TIO: Traditionally students of ultimate reality like theologians, philosophers, and mathematicians have sought to be analytic, highly abstract, distrustful of the experiential, and rarely personal. By contrast your quest depends on narrative, personal and communal experience, and the lived reality of the notions and images that you are exploring. Can you talk about why your choices are so different, and how that influences the conclusions you draw.

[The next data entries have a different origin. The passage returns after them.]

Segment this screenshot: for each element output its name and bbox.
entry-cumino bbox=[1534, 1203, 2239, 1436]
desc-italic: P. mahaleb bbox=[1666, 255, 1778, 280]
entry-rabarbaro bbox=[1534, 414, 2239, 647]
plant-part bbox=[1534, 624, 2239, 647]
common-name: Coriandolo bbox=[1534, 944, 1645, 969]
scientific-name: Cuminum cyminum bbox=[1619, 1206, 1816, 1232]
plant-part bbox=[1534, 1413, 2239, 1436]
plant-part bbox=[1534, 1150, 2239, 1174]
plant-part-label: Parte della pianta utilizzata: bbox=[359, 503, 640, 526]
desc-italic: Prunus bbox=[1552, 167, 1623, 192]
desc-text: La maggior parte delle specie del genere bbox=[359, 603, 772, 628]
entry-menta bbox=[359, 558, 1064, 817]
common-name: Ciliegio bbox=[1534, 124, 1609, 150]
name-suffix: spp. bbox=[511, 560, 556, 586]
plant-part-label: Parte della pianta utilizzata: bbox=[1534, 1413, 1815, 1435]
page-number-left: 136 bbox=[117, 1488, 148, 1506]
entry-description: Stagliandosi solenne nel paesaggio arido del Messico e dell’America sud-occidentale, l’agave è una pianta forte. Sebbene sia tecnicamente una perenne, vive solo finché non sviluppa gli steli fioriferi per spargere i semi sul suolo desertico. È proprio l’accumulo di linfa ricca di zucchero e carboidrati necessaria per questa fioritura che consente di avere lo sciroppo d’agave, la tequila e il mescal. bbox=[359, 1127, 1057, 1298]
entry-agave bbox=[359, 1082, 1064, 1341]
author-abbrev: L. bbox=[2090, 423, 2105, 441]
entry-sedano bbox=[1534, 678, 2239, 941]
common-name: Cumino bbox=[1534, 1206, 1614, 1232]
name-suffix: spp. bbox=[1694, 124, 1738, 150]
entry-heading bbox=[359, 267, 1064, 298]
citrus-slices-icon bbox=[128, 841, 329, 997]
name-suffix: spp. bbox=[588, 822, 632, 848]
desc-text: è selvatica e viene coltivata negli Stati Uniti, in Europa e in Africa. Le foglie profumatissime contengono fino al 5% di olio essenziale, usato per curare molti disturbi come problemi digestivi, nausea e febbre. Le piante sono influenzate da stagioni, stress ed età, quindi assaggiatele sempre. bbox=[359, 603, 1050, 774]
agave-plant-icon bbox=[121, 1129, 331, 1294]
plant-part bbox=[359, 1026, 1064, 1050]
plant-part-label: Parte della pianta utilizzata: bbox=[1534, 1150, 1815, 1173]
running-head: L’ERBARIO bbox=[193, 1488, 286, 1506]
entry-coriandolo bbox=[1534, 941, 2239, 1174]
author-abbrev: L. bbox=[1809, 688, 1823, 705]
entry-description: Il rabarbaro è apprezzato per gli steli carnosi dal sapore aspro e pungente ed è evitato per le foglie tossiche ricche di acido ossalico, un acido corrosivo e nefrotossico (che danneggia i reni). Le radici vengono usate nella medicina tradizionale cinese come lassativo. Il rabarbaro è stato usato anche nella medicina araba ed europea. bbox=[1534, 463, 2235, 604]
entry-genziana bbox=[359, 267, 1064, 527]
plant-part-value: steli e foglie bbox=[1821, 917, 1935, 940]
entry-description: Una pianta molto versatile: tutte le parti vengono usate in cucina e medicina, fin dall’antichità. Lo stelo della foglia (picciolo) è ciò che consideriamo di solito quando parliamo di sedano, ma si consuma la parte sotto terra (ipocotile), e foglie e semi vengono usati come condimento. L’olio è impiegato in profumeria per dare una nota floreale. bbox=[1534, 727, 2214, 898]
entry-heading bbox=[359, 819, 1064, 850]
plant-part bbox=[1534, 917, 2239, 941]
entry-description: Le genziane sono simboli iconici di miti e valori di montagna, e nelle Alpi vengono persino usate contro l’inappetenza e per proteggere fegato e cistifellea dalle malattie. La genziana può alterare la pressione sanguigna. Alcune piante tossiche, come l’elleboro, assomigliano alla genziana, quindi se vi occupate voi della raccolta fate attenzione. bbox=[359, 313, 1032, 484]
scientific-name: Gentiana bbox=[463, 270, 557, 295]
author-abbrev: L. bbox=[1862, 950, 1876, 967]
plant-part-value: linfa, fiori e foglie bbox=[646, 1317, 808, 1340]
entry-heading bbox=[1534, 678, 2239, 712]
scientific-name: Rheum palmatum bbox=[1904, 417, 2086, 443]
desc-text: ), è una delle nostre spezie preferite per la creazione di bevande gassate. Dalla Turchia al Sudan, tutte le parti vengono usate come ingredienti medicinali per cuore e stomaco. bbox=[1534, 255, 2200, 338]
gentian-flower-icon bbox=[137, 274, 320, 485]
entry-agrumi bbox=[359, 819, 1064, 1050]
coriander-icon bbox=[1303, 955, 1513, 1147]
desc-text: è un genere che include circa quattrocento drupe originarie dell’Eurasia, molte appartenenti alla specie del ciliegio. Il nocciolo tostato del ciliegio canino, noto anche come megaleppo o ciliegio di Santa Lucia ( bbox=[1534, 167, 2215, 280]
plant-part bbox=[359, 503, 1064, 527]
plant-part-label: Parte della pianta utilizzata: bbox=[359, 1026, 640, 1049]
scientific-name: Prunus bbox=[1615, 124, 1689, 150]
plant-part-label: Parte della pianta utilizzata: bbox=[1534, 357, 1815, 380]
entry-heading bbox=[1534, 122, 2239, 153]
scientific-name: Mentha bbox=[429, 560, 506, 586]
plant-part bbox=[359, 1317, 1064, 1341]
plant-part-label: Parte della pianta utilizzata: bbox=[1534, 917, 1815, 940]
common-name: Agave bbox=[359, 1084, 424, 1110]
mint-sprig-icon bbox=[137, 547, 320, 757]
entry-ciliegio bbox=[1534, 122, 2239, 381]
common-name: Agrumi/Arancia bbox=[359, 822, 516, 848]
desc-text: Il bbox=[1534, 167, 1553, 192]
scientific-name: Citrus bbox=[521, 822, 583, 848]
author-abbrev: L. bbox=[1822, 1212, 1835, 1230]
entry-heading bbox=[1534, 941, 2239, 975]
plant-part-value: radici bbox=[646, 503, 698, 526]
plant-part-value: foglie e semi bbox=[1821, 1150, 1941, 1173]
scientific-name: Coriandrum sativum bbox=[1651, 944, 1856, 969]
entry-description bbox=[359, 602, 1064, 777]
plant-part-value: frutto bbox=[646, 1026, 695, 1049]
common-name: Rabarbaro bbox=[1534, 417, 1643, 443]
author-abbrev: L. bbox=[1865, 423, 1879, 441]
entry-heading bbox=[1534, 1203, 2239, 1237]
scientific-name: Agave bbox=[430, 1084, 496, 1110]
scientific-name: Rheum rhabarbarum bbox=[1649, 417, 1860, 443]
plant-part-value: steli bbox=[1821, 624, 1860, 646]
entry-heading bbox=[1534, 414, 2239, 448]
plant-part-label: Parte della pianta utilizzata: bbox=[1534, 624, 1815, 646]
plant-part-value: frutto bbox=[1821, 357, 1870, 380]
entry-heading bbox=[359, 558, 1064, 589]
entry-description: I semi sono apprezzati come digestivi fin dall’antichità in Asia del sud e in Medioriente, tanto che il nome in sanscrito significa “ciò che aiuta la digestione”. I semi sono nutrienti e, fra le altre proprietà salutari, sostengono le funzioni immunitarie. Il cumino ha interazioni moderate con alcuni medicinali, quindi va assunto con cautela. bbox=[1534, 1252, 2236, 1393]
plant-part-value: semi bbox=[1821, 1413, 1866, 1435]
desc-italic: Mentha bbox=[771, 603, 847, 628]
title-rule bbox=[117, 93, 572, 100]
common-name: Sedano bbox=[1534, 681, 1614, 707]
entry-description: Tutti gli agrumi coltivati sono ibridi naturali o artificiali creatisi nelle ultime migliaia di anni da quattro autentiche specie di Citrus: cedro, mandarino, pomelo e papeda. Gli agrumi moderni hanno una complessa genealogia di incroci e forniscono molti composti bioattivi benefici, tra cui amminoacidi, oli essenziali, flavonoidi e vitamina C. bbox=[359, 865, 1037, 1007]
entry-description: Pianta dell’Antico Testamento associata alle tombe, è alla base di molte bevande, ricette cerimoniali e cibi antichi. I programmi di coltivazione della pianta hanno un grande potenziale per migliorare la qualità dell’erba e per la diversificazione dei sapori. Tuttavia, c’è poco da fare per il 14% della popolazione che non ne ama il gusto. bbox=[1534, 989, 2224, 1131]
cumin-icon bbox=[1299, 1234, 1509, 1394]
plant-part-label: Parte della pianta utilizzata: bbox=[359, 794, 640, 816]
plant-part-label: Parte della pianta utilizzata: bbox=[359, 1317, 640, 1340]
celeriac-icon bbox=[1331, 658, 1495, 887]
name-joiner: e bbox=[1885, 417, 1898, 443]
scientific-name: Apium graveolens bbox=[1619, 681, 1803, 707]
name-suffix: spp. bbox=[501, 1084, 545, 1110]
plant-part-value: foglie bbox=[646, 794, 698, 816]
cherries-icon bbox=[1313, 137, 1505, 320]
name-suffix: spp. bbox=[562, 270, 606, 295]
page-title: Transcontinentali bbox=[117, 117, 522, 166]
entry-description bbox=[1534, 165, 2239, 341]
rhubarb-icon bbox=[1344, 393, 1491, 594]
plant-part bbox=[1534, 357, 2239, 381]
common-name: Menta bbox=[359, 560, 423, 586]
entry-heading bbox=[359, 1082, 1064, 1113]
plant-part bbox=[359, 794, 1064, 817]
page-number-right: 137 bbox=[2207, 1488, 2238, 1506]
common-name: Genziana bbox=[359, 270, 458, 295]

Mirabai: Perhaps in keeping with my iconoclastic upbringing, and in spite of my vocation as a college professor, I am inclined toward the poetic, rather than the scholarly. The aesthetics of ideas draw me much more deeply than their conceptual content. This is what I love about the Interspiritual Movement as a possible evolution beyond interfaith dialogue: it’s less about cultivating an intellectual orientation toward other religions with the hope of building “tolerance” and more about dropping down into the heart of multiple traditions, engaging the spiritual practices at their core, and allowing that experience to transform us.
I hope that my writing may do the same thing. Through an encounter with the beauty of language, plus a glimpse into another pilgrim’s life journey, other seekers may find inspiration (or at least entertainment) in navigating their own way through the wilderness of the spiritual life, and follow their inclinations to care for each other and for the earth that sustains us.